Q3’ 21 was marked by surging interest in commodities and financial skills from investors in crypto currency. Meanwhile, the net-zero push is leading key sectors such as insurance companies to invest in new talents to bolster capabilities and products. In fact, growing pressure for businesses to track and manage their carbon footprint is set to further shape corporate recruitment.
HC Group has seen an interesting trend develop in Q3 ‘21 with crypto currency businesses becoming increasingly keen to hire new talent from the commodity sector as well as from financial services. The reasons for this interest are due to the similarities between the two markets when it comes to OTC structuring, bilateral trading agreements, and the legal frameworks that are generally used for transactions. We anticipate this hiring trend to continue well into next year as HC Group continues to partner closely with companies in this space. The crypto currency industry faces a variety of challenges, from volatile valuations to hacking scandals, regulation issues, and concerns around insurability. While it is still viewed as risky, there are many opportunities for investors, professional services firms, and speciality insurers to work with the crypto sector. As such, there is growing interest in developing specialist practices and products to service this industry.
Across most commodities sectors, environmental concerns have been one of the main drivers of recruitment activity within corporate functions over the past quarter. For insurance companies in particular, people with experience in areas such as renewable energy and sustainability have been in high demand. Some insurance companies are launching sustainability-influenced products aimed at the growing number of firms setting net-zero emissions targets or boosting their use of renewables. Insurers could also derive a “green premium” from stakeholders for exiting carbon-intensive industries, such as coal, oil, and gas.
Pressure on businesses from many sides to show more of an awareness of environmental issues could continue to affect future recruitment trends. Corporates are increasingly expected to track, manage, and monitor information on their own carbon emissions by stakeholders. But many are failing to do this according to new research by think tank Carbon Tracker and the Climate Accounting Project. Initiatives such as the Financial Stability Board’s Task Force on Climate-related Financial Disclosures (TCFD) are working to establish climate reporting as the norm for businesses. A lack of awareness of environmental responsibility is already starting to affect how consumers and other stakeholders view companies in most industries.

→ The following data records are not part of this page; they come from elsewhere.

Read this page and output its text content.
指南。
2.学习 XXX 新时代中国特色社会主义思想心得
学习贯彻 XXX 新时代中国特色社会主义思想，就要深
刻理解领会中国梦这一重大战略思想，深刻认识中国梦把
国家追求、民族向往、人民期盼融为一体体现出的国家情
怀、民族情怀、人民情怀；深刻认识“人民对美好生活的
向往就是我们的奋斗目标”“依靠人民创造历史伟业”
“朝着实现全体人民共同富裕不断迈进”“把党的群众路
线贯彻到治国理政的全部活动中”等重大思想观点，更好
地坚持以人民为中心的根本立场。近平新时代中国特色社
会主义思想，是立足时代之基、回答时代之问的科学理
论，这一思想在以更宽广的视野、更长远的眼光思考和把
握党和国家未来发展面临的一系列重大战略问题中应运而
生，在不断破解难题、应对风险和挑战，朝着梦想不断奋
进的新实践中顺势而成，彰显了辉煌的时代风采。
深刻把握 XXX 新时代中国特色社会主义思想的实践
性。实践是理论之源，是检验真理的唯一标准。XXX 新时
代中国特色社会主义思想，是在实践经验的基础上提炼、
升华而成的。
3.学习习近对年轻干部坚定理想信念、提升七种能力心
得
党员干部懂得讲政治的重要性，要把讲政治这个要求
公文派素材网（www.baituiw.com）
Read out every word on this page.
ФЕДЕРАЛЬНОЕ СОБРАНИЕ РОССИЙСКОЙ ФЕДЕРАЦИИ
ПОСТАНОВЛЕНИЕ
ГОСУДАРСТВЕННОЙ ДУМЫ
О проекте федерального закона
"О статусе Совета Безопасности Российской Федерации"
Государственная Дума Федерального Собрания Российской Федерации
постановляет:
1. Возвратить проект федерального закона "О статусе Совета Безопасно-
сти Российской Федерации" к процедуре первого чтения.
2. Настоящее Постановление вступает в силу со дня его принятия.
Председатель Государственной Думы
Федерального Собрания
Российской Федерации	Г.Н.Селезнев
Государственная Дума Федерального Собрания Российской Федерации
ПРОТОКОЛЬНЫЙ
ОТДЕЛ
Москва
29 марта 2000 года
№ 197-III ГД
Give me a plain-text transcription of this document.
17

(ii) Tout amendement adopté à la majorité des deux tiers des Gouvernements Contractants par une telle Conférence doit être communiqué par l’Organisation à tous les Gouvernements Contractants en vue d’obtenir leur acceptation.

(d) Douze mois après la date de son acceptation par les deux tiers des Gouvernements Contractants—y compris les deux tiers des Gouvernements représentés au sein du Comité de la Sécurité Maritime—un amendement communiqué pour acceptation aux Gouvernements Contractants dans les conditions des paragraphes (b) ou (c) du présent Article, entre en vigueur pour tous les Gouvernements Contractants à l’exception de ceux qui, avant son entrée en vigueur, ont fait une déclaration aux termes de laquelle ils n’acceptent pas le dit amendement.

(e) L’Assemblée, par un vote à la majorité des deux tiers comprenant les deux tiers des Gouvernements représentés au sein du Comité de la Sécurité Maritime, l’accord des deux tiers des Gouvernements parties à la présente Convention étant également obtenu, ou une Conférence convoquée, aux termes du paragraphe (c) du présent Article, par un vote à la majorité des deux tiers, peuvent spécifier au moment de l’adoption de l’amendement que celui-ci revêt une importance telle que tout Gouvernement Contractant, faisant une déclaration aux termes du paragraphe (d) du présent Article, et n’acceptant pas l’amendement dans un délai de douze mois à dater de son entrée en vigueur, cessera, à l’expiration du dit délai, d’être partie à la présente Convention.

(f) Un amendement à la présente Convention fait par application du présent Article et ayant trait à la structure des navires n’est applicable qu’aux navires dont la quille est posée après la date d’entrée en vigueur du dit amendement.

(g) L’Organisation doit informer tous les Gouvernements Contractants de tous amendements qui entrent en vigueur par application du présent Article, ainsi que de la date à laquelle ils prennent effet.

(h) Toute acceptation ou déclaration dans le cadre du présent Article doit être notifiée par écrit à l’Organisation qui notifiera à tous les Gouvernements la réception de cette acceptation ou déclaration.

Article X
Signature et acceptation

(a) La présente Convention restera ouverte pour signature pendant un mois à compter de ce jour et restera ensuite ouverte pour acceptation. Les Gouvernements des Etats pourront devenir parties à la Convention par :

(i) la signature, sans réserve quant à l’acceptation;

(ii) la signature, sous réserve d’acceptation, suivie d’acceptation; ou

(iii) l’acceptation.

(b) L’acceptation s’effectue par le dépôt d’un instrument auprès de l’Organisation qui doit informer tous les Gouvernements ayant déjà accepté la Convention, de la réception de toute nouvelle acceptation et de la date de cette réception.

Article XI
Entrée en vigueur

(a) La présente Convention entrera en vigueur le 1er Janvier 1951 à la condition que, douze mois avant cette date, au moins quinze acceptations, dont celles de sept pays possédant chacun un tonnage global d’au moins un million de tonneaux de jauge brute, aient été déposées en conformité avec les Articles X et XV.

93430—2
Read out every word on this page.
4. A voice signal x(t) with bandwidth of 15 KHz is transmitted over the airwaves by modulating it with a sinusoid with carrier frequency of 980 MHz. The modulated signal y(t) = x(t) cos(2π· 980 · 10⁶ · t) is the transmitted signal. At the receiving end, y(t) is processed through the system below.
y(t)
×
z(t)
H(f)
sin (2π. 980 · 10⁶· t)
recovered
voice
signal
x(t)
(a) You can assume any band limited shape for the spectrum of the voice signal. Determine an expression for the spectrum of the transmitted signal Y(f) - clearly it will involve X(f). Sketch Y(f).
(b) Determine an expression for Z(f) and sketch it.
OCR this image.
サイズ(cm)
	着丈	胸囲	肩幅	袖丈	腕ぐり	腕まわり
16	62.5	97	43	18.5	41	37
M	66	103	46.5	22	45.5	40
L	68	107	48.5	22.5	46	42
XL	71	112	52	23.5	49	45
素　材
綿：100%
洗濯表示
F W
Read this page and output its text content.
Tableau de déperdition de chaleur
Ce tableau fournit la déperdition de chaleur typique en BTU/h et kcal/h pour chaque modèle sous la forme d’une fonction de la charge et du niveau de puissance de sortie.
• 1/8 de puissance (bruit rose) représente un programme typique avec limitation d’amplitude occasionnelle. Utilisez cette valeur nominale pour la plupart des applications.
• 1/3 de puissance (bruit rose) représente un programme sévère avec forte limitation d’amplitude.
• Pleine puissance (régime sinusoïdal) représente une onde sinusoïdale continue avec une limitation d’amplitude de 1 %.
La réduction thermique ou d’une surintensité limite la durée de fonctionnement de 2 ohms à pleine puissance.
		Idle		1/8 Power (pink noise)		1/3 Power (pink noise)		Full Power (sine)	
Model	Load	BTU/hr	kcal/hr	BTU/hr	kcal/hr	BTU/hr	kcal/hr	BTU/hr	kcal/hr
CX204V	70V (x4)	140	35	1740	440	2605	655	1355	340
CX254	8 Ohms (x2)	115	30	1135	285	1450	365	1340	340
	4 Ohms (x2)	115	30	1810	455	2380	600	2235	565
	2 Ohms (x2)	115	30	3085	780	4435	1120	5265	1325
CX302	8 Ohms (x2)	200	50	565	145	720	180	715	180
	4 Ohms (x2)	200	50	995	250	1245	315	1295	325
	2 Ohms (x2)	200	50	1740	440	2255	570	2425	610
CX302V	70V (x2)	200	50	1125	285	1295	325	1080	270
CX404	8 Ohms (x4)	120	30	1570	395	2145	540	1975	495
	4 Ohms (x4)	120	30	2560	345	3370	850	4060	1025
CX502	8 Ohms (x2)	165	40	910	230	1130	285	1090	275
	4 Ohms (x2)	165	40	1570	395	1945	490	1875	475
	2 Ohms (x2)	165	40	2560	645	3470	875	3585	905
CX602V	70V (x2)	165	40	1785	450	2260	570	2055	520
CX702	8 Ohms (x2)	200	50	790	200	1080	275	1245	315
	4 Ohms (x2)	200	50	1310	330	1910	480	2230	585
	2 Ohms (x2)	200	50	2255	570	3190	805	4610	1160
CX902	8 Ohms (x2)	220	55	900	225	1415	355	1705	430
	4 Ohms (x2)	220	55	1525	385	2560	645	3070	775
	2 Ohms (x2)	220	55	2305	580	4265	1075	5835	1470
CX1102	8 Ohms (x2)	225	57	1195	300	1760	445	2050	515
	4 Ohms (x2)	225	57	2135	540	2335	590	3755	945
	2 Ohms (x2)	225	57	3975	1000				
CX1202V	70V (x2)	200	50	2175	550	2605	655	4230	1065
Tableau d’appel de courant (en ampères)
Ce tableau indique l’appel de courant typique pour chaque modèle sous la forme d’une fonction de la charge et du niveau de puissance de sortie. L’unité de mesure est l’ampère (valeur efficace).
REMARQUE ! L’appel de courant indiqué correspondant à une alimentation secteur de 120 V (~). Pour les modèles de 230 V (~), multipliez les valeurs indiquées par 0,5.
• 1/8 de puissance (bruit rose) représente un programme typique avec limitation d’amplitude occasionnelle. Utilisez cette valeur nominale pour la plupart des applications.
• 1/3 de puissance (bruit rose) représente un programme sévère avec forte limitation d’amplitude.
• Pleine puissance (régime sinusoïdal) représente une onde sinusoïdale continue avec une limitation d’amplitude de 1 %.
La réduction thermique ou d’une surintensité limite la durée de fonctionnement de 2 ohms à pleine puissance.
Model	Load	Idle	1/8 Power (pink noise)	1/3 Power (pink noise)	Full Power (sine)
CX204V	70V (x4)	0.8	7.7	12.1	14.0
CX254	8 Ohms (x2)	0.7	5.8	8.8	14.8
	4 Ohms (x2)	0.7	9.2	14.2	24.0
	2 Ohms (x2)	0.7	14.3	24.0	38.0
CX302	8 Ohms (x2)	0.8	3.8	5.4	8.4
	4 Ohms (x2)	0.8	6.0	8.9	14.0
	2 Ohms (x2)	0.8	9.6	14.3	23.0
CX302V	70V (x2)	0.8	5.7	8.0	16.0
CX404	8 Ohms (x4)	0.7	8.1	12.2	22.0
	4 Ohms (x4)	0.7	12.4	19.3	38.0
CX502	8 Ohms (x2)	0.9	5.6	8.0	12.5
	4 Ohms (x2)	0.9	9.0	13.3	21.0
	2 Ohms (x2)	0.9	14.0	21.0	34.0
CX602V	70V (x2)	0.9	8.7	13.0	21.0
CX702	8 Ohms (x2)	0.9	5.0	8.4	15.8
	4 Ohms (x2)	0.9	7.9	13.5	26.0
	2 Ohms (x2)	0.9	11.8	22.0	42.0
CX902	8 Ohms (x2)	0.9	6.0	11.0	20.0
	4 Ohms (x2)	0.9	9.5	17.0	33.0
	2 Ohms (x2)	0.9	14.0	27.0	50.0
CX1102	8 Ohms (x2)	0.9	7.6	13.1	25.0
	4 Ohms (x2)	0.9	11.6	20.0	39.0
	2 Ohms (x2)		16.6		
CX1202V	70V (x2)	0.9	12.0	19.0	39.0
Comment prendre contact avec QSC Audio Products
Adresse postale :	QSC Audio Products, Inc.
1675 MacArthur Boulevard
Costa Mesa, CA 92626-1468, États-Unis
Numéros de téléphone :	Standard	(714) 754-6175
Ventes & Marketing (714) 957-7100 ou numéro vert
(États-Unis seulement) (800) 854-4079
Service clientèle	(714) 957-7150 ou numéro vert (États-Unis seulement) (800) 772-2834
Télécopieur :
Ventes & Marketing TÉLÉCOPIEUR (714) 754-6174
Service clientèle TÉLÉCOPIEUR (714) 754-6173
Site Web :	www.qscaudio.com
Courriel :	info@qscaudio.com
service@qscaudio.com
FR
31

As such, a failure to disclose information on key environmental issues such as emissions could have a detrimental impact on reputation, share price, investor appetite, and the availability of finance. This rapidly growing interest in environmental reporting will most likely continue to affect the kind of skills and experience these companies will be interested in when hiring now and in the future.
Spotlight on compliance
Compliance has been a particularly busy market for HC Group in Q3’ 21 with multiple chief compliance officer placements globally across North America, Europe, and the Middle East. The growth in the market compared to previous years led HC Group to sponsoring the recent 1LOD Energy Trading Surveillance Deep Dive conference on 14 and 15 September 2021. The event was a well-attended success with a panel of senior compliance professionals across the energy trading sector discussing a wide variety of challenges facing the surveillance of their industry. Insightful contributions from the compliance leadership of Axpo, Shell, BP, Statkraft, RWE, OMV, Engie, and Drax ensured a lively dialogue and debate was made possible.